This sweet potato and black bean soup is going to be one of my staples this month, because it's a cold January and nothing is better than coming home to a warm bowl of soup with a dollop of guacamole.
A note on being more sustainable: Ever since I got my Instant Pot, I have always preferred to buy dry beans in bulk, since it creates less waste than the ones in cans, and because the IP cooks the beans without having to pre-soak them.

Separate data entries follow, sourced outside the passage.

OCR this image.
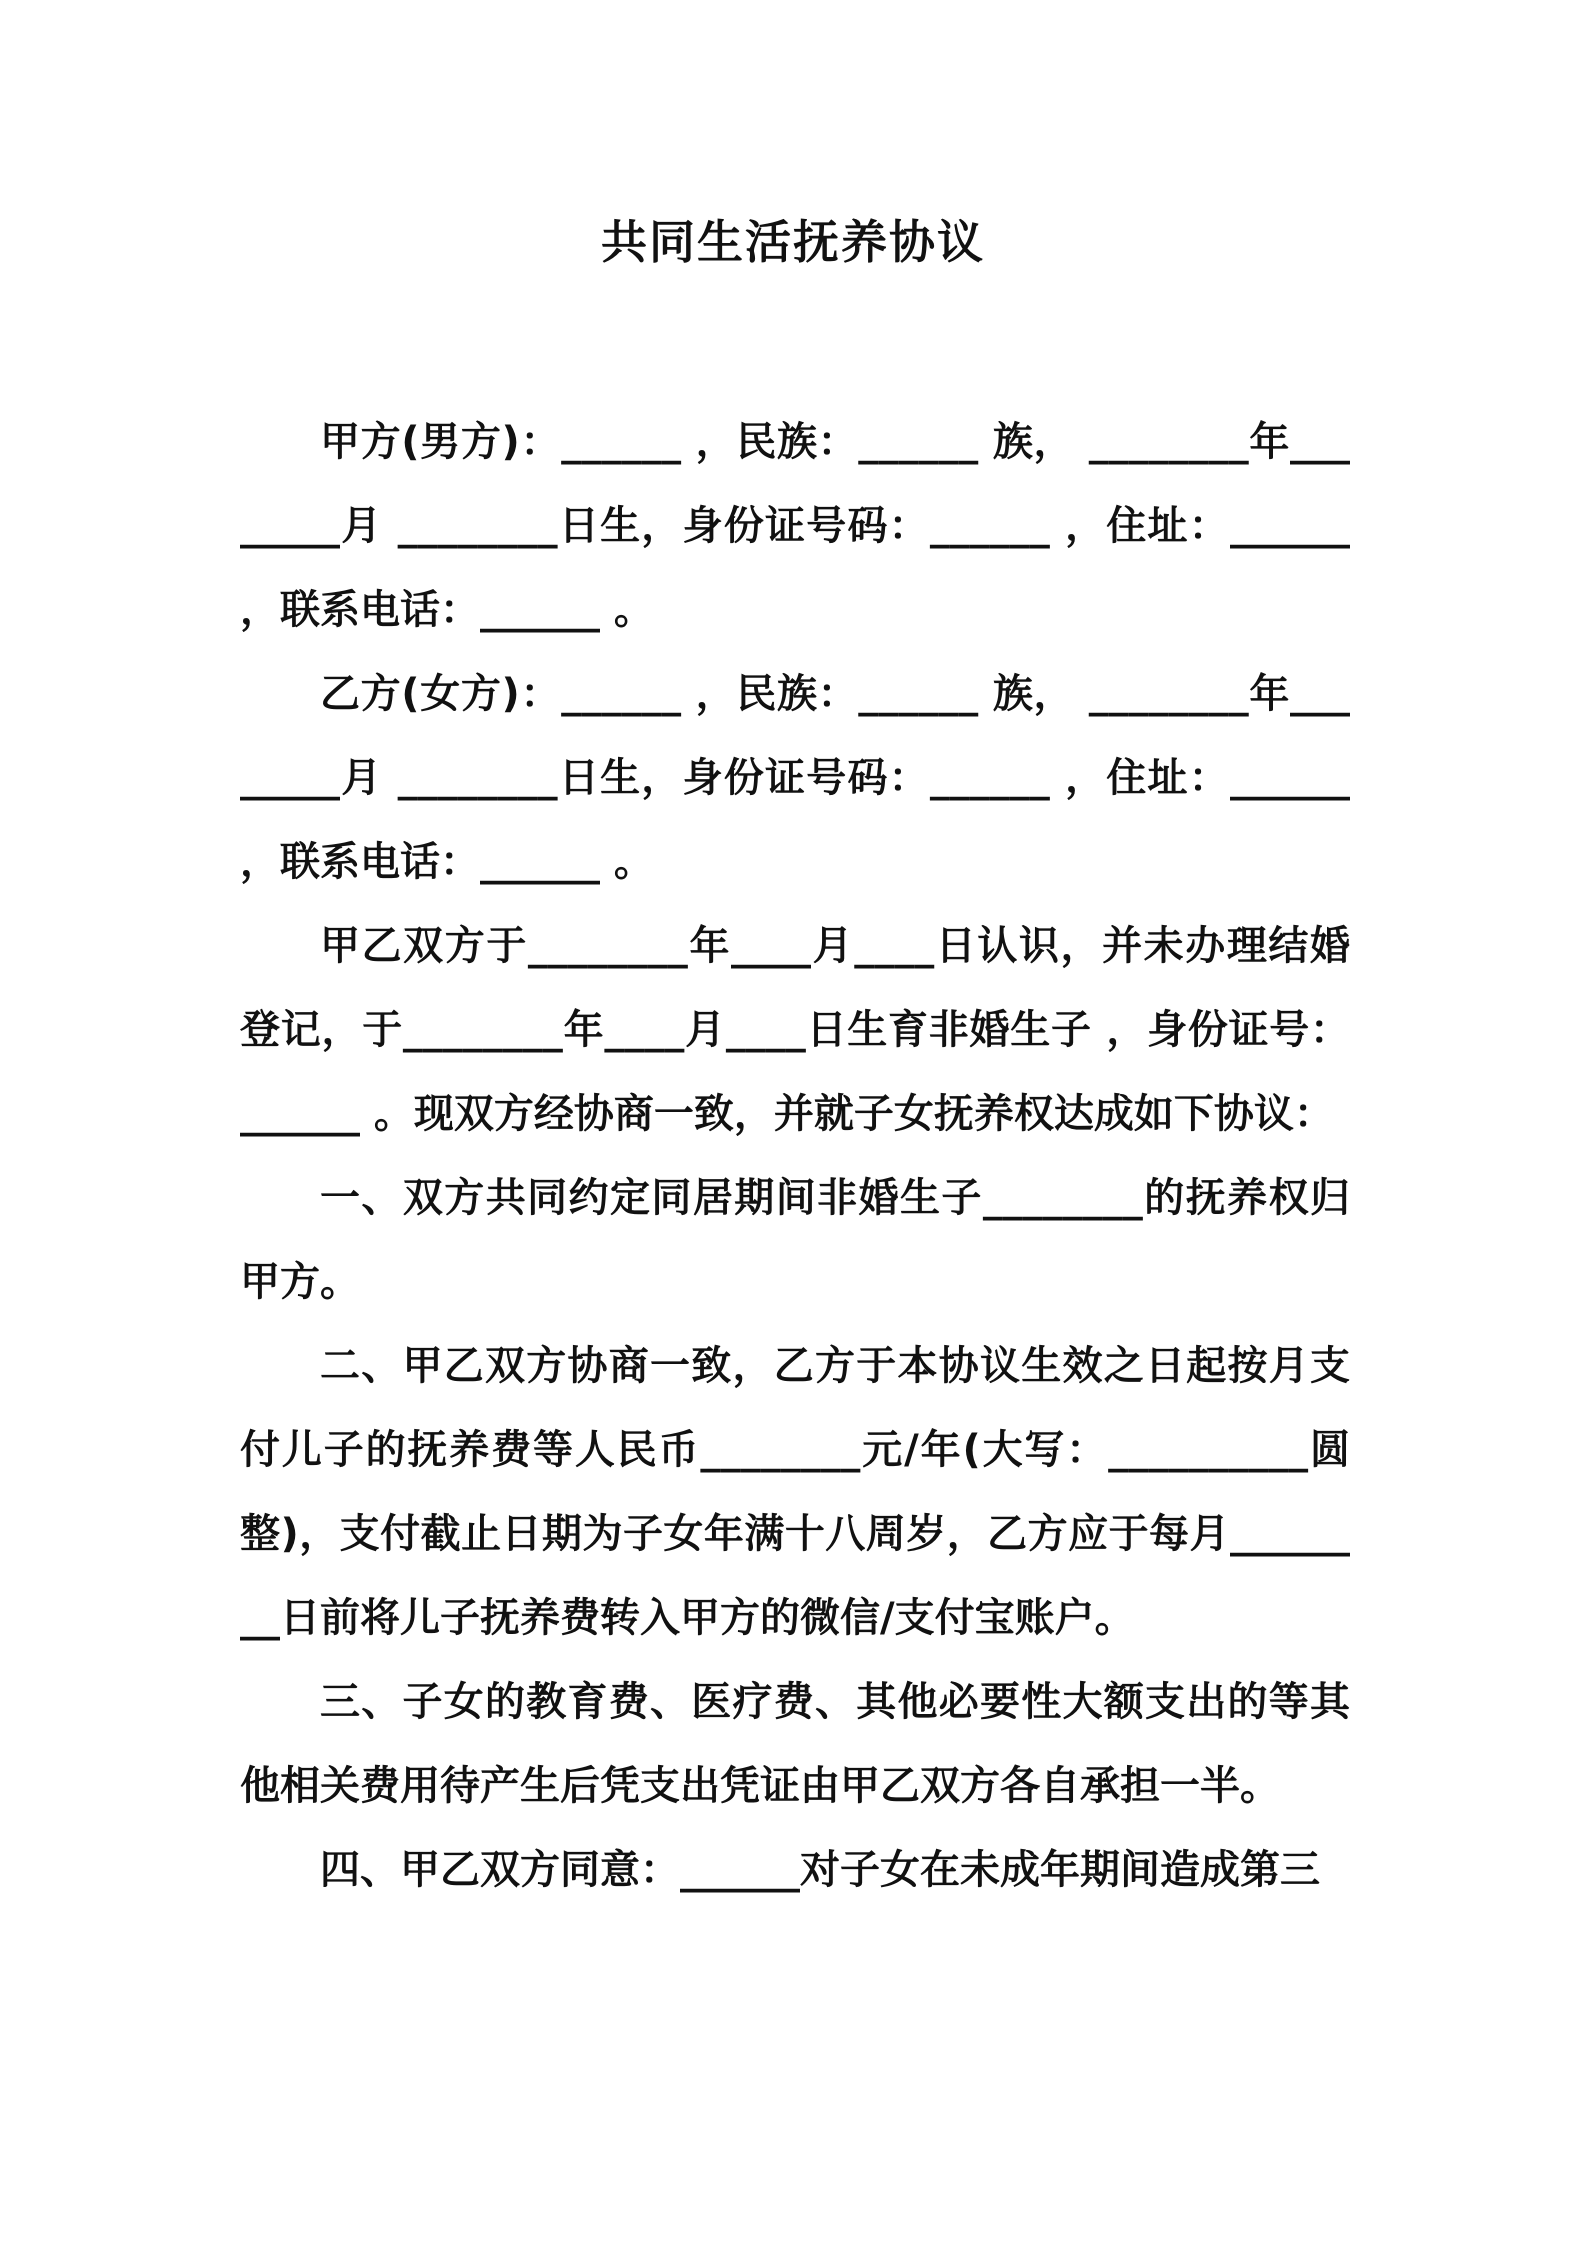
共同生活抚养协议

甲方(男方)：______ ，民族：______ 族， ________年________月 ________日生，身份证号码：______ ，住址：______ ，联系电话：______ 。

乙方(女方)：______ ，民族：______ 族， ________年________月 ________日生，身份证号码：______ ，住址：______ ，联系电话：______ 。

甲乙双方于________年____月____日认识，并未办理结婚登记，于________年____月____日生育非婚生子 ，身份证号：______ 。现双方经协商一致，并就子女抚养权达成如下协议：

一、双方共同约定同居期间非婚生子________的抚养权归甲方。

二、甲乙双方协商一致，乙方于本协议生效之日起按月支付儿子的抚养费等人民币________元/年(大写：__________圆整)，支付截止日期为子女年满十八周岁，乙方应于每月________日前将儿子抚养费转入甲方的微信/支付宝账户。

三、子女的教育费、医疗费、其他必要性大额支出的等其他相关费用待产生后凭支出凭证由甲乙双方各自承担一半。

四、甲乙双方同意：______对子女在未成年期间造成第三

Here are the ingredients I used:
2 cups dry black beans
1.5 cups sweet potato, diced
1 medium red onion, diced
2 stalks of celery, diced
1 jalapeno, diced
3 cloves of garlic, diced
1 tbsp tomato paste
1 tbsp taco seasoning
1 tbsp concentrated vegetable broth
2 tsp cumin
1 tsp smoked paprika
2 tsp olive oil
Salt & pepper to taste
Instructions:
1. Pour the black beans and 5 cups of water into the Instant Pot. Manually cook for about 50 minutes to get them really soft and tender.

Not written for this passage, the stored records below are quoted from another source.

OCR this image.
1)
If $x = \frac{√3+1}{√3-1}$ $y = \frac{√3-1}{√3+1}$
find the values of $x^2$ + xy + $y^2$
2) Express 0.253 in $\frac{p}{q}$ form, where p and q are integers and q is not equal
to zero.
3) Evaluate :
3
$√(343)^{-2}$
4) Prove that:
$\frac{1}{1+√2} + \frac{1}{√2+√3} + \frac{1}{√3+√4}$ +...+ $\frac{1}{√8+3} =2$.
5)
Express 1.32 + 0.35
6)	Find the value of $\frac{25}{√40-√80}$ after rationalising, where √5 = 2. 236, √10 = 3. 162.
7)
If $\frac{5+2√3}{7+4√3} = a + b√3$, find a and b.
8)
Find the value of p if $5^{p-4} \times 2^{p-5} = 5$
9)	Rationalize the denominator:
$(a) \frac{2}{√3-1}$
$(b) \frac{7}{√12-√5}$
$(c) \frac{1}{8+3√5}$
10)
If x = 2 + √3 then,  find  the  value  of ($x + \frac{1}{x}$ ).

2. Meanwhile, dice all of your vegetables. Saute the onion, celery, garlic, and jalapeno until the onions become translucent.
(Of course, you can just put all of these into the IP along with the oil and spices once the beans are done, but you achieve a depth of flavor by sauteing these first).

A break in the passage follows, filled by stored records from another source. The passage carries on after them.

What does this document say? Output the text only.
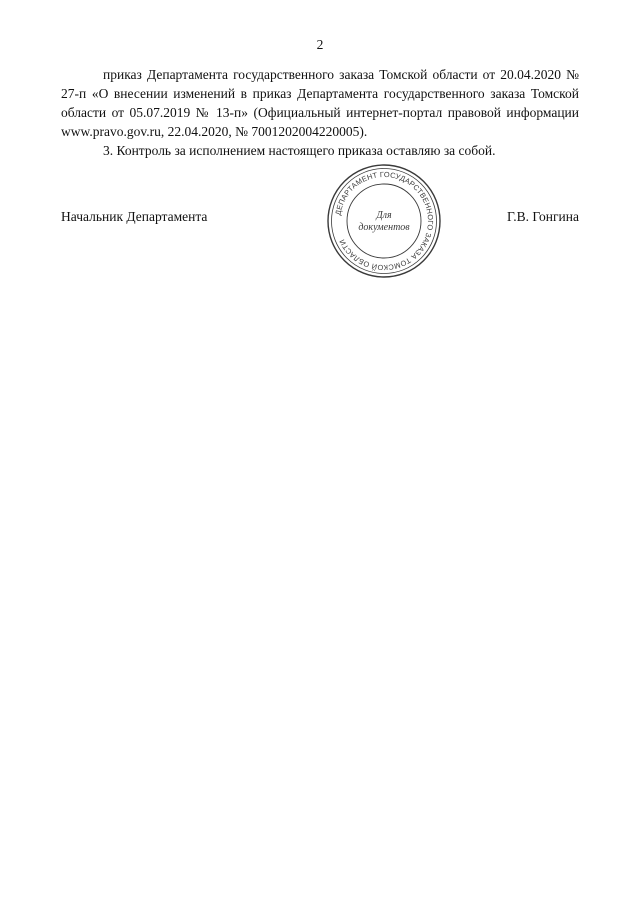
2

приказ Департамента государственного заказа Томской области от 20.04.2020 № 27-п «О внесении изменений в приказ Департамента государственного заказа Томской области от 05.07.2019 № 13-п» (Официальный интернет-портал правовой информации www.pravo.gov.ru, 22.04.2020, № 7001202004220005).

3. Контроль за исполнением настоящего приказа оставляю за собой.

Начальник Департамента	Г.В. Гонгина
ДЕПАРТАМЕНТ ГОСУДАРСТВЕННОГО ЗАКАЗА ТОМСКОЙ ОБЛАСТИ
Для
документов
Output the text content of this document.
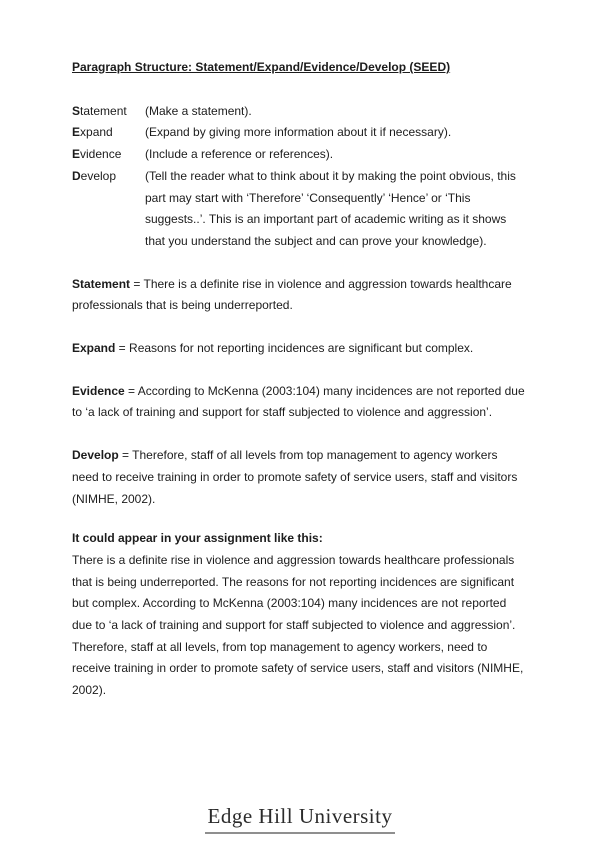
Paragraph Structure: Statement/Expand/Evidence/Develop (SEED)
Statement	(Make a statement).
Expand	(Expand by giving more information about it if necessary).
Evidence	(Include a reference or references).
Develop	(Tell the reader what to think about it by making the point obvious, this part may start with ‘Therefore’ ‘Consequently’ ‘Hence’ or ‘This suggests..’. This is an important part of academic writing as it shows that you understand the subject and can prove your knowledge).
Statement = There is a definite rise in violence and aggression towards healthcare professionals that is being underreported.
Expand = Reasons for not reporting incidences are significant but complex.
Evidence = According to McKenna (2003:104) many incidences are not reported due to ‘a lack of training and support for staff subjected to violence and aggression’.
Develop = Therefore, staff of all levels from top management to agency workers need to receive training in order to promote safety of service users, staff and visitors (NIMHE, 2002).
It could appear in your assignment like this:
There is a definite rise in violence and aggression towards healthcare professionals that is being underreported. The reasons for not reporting incidences are significant but complex. According to McKenna (2003:104) many incidences are not reported due to ‘a lack of training and support for staff subjected to violence and aggression’. Therefore, staff at all levels, from top management to agency workers, need to receive training in order to promote safety of service users, staff and visitors (NIMHE, 2002).
Edge Hill University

3. Once the black beans are done, manually release pressure, open your IP, and pour in the rest of the ingredients along with 1 more cup of water. Stir.
4. Cook with the meat/stew setting for 15 minutes. Manually let the pressure release (or let it release on its own if you aren't in a hurry).
5. Pour into your favorite bowl with a dollop of guacamole and a drizzle of cashew cream. Garnish with some cilantro and a wedge of lime. Enjoy!